Santos needed to raise $250,000 over a three-month period to be eligible for congressional Republicans’ financial and logistical resources, according to a release from the U.S. Attorney’s Office for the Eastern District of New York. To do so, Santos worked with his treasurer Nancy Marks, a longtime fixture on Long Island Republican campaigns, to inflate fundraising data and lie to the Federal Election Commission, prosecutors alleged.

Marks pleaded guilty to a single conspiracy charge last week and admitted in court she and Santos falsely filed campaign finance reports and lied to the FEC about a $500,000 loan Santos reported lending to his campaign that did not exist. He did not have $8,000 to spare, much less $500,000, prosecutors alleged in their indictment on Tuesday.

In the short-term, the alleged ruse was successful. Santos’ campaign received the backing of national Republican leadership, something he maintained at least up until Tuesday. With a slim majority in the House, recently ousted Speaker Kevin McCarthy and other House GOP leaders have declined to call for Santos to resign or be removed even after he was initially charged in May.

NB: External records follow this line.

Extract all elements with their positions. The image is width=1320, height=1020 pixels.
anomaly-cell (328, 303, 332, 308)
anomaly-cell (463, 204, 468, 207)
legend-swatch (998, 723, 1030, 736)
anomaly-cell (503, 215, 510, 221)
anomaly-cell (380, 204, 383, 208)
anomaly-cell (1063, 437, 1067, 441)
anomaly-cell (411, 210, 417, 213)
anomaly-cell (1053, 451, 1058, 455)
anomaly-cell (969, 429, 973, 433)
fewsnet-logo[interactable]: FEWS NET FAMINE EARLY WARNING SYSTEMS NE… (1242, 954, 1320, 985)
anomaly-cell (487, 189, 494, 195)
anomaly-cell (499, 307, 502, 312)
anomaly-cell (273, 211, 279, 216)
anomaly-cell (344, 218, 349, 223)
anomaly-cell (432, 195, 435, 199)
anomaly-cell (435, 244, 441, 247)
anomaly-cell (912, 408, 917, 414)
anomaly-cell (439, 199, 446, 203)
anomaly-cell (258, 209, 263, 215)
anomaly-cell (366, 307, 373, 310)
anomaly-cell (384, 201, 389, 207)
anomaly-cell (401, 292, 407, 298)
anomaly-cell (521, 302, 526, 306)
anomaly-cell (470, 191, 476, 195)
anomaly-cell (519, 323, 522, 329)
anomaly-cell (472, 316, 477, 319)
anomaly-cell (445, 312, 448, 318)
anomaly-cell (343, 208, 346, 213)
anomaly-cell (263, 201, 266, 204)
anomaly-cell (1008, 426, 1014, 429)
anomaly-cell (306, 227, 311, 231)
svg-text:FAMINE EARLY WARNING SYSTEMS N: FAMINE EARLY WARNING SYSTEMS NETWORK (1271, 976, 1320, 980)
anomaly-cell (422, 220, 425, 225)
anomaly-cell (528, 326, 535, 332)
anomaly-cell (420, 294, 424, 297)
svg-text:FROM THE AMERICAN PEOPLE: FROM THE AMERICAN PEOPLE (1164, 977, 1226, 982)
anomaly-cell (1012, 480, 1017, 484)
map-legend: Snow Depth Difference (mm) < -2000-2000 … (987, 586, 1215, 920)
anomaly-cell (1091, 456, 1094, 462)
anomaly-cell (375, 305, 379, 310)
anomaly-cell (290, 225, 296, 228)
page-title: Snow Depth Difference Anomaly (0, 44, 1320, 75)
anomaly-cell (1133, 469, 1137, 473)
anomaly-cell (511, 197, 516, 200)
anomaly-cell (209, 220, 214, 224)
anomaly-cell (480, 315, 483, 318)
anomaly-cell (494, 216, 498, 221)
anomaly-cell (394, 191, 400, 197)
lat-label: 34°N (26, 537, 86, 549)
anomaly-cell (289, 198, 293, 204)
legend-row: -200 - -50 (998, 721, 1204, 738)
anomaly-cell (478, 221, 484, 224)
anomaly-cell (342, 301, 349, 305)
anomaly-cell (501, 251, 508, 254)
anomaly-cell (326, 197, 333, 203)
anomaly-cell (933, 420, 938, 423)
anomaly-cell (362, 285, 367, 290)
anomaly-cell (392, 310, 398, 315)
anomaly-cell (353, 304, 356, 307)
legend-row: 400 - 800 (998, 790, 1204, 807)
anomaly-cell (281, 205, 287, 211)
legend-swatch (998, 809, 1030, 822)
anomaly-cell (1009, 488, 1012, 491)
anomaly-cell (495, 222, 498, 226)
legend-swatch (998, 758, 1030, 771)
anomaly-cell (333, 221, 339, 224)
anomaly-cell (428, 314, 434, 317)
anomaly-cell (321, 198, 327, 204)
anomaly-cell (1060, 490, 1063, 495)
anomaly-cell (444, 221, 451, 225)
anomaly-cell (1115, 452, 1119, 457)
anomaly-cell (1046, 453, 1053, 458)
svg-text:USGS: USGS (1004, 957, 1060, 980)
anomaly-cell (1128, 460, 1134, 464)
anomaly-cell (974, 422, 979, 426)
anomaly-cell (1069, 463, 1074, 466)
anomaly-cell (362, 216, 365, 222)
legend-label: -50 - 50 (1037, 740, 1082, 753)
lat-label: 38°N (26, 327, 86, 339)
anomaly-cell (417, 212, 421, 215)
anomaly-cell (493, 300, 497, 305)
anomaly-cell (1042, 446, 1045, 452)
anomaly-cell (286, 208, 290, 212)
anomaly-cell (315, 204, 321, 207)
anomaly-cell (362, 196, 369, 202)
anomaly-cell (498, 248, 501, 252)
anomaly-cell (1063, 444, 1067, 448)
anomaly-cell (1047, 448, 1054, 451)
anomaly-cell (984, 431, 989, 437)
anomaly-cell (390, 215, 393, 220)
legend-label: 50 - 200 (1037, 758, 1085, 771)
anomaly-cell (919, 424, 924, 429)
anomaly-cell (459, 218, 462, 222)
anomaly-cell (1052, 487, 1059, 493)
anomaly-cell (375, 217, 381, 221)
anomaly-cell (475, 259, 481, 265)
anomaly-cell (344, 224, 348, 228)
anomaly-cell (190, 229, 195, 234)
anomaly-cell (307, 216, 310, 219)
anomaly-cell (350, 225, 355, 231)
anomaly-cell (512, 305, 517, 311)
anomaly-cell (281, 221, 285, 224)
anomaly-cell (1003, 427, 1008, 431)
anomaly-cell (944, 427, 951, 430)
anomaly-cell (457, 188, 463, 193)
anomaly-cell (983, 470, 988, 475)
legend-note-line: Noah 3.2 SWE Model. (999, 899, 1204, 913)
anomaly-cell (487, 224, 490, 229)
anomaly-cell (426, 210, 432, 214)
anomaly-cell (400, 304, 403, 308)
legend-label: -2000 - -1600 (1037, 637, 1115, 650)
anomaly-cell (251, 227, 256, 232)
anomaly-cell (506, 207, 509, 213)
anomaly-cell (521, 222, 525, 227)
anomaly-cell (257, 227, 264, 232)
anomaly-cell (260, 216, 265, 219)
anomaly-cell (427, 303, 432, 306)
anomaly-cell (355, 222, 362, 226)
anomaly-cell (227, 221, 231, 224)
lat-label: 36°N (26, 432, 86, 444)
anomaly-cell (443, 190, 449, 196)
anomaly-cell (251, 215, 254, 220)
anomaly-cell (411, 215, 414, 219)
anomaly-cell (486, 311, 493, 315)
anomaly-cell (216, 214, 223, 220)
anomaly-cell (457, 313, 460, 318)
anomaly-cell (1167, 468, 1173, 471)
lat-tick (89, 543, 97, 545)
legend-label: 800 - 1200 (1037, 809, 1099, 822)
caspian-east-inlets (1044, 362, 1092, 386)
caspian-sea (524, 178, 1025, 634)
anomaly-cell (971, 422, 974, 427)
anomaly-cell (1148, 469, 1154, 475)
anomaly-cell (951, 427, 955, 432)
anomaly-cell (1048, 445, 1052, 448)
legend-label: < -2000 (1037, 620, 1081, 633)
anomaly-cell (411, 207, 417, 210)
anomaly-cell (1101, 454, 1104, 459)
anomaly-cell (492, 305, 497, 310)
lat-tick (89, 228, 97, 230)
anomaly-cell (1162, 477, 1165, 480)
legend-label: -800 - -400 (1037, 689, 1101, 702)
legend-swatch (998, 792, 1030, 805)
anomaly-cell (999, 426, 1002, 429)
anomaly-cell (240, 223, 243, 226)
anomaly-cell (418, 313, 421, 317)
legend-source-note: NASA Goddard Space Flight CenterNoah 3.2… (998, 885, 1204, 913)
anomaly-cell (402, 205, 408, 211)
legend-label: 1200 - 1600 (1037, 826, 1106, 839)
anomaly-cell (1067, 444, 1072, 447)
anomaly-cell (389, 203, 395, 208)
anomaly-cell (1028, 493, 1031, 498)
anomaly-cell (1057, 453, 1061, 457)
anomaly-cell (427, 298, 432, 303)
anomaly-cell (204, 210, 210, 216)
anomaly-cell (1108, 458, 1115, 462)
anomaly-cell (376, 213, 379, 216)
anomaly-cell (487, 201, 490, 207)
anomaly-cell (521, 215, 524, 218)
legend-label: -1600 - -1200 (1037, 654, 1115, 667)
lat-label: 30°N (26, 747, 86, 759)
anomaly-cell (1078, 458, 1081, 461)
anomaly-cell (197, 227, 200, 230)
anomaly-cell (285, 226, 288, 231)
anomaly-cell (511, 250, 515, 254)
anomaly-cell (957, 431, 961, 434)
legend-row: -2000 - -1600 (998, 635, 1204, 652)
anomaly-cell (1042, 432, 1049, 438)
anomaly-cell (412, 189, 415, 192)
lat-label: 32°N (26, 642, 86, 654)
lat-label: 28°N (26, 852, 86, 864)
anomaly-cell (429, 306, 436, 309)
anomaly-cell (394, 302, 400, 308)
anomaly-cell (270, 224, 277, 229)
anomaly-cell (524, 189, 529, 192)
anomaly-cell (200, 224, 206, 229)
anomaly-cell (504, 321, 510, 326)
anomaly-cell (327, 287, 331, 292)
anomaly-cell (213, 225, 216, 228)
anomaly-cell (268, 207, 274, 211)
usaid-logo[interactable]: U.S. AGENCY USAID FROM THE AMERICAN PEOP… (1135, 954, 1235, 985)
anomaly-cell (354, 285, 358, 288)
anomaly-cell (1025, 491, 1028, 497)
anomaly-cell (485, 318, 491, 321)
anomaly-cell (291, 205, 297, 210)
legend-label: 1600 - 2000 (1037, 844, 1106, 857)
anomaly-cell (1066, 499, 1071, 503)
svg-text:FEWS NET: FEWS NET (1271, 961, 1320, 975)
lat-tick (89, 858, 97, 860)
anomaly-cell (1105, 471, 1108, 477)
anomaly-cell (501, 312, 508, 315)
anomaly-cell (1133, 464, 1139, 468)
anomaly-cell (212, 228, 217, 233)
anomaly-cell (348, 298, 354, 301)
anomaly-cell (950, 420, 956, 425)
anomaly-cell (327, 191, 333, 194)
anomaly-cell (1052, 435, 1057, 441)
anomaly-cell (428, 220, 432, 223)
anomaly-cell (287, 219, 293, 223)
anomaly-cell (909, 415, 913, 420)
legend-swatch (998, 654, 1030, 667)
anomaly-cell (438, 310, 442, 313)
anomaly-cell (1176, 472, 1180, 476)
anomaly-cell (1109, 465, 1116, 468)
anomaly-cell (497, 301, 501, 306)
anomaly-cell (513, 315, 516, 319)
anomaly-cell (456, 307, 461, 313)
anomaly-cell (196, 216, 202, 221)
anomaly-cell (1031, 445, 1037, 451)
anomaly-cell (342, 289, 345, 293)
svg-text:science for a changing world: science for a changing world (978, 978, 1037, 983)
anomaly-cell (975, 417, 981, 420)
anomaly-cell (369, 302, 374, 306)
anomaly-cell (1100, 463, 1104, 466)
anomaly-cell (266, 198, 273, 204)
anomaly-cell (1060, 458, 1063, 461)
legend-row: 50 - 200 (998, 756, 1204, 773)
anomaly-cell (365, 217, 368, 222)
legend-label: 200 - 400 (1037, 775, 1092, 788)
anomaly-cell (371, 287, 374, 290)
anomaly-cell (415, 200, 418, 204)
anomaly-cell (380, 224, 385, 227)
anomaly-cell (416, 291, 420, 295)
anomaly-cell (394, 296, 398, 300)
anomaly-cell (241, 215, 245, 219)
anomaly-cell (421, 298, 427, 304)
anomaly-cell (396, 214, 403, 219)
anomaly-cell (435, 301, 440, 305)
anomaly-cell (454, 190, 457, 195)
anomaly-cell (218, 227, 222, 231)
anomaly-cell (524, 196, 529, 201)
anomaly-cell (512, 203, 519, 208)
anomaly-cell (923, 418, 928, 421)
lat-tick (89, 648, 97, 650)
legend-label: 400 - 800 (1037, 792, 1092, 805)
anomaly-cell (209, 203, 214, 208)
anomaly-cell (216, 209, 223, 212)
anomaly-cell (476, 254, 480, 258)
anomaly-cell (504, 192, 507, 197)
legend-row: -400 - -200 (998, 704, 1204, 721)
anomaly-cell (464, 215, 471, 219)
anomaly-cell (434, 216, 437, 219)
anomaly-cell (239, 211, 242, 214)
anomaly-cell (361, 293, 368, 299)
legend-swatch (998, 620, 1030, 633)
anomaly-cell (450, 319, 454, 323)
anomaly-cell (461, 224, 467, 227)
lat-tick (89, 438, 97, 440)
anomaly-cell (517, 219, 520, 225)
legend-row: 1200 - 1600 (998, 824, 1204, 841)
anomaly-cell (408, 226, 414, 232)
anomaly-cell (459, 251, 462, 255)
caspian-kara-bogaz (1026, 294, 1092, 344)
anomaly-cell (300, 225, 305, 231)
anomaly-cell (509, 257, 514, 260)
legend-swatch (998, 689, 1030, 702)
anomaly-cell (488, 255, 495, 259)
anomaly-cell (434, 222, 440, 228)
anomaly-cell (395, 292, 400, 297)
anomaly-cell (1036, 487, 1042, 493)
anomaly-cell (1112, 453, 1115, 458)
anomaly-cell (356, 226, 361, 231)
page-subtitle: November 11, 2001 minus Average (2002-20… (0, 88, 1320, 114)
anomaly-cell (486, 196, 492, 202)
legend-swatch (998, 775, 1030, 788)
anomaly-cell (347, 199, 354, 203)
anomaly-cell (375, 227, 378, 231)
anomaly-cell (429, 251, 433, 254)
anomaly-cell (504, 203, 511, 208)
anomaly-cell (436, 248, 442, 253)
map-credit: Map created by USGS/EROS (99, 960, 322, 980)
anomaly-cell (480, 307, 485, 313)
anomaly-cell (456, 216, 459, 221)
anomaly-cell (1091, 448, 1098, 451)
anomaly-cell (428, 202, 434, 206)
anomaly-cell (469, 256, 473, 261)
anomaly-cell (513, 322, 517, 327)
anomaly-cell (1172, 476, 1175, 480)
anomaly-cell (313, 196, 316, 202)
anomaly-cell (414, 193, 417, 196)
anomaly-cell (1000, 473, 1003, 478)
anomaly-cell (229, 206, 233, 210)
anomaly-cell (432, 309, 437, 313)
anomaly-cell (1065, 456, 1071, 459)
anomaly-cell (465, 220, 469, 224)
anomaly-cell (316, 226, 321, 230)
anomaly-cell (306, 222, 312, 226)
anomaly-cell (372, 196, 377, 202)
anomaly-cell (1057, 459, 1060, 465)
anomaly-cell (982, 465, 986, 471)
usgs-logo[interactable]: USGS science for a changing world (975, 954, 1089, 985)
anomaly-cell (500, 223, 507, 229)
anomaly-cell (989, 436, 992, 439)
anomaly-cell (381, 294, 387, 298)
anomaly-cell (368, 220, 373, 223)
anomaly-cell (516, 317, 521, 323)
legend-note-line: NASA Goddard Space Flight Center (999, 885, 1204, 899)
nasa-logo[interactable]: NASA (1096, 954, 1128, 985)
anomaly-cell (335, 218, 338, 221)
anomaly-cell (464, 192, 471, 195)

Beyond his legal woes, Santos has been accused by journalists, acquaintances, business partners, fellow Republicans and former friends of lying for years about his career on Wall Street, academic credentials, athletic achievements, Hollywood roles, racial heritage, being the descendant of Holocaust survivors, losing his mother to the 9/11 terrorist attack and losing employees in the 2016 Orlando mass shooting at a gay nightclub that left 49 people dead.

He also signed a deal in May, one day after pleading not guilty on Long Island, with Brazilian prosecutors to avoid facing prosecution for forging two stolen checks in 2008.

Scores of candidates have entered the race to beat Santos on both sides of the aisle, including former Rep. Tom Suozzi, a Democrat who abandoned the seat last year to make an unsuccessful run for New York governor. Suozzi announced his campaign on Tuesday, prior to the charges being unsealed.

Hours before the new charges were made public, Santos told an editor for the Queens Chronicle, a local New York City local newspaper, that his district will remain in Republican control after next year’s election “whether it’s me or anyone else.”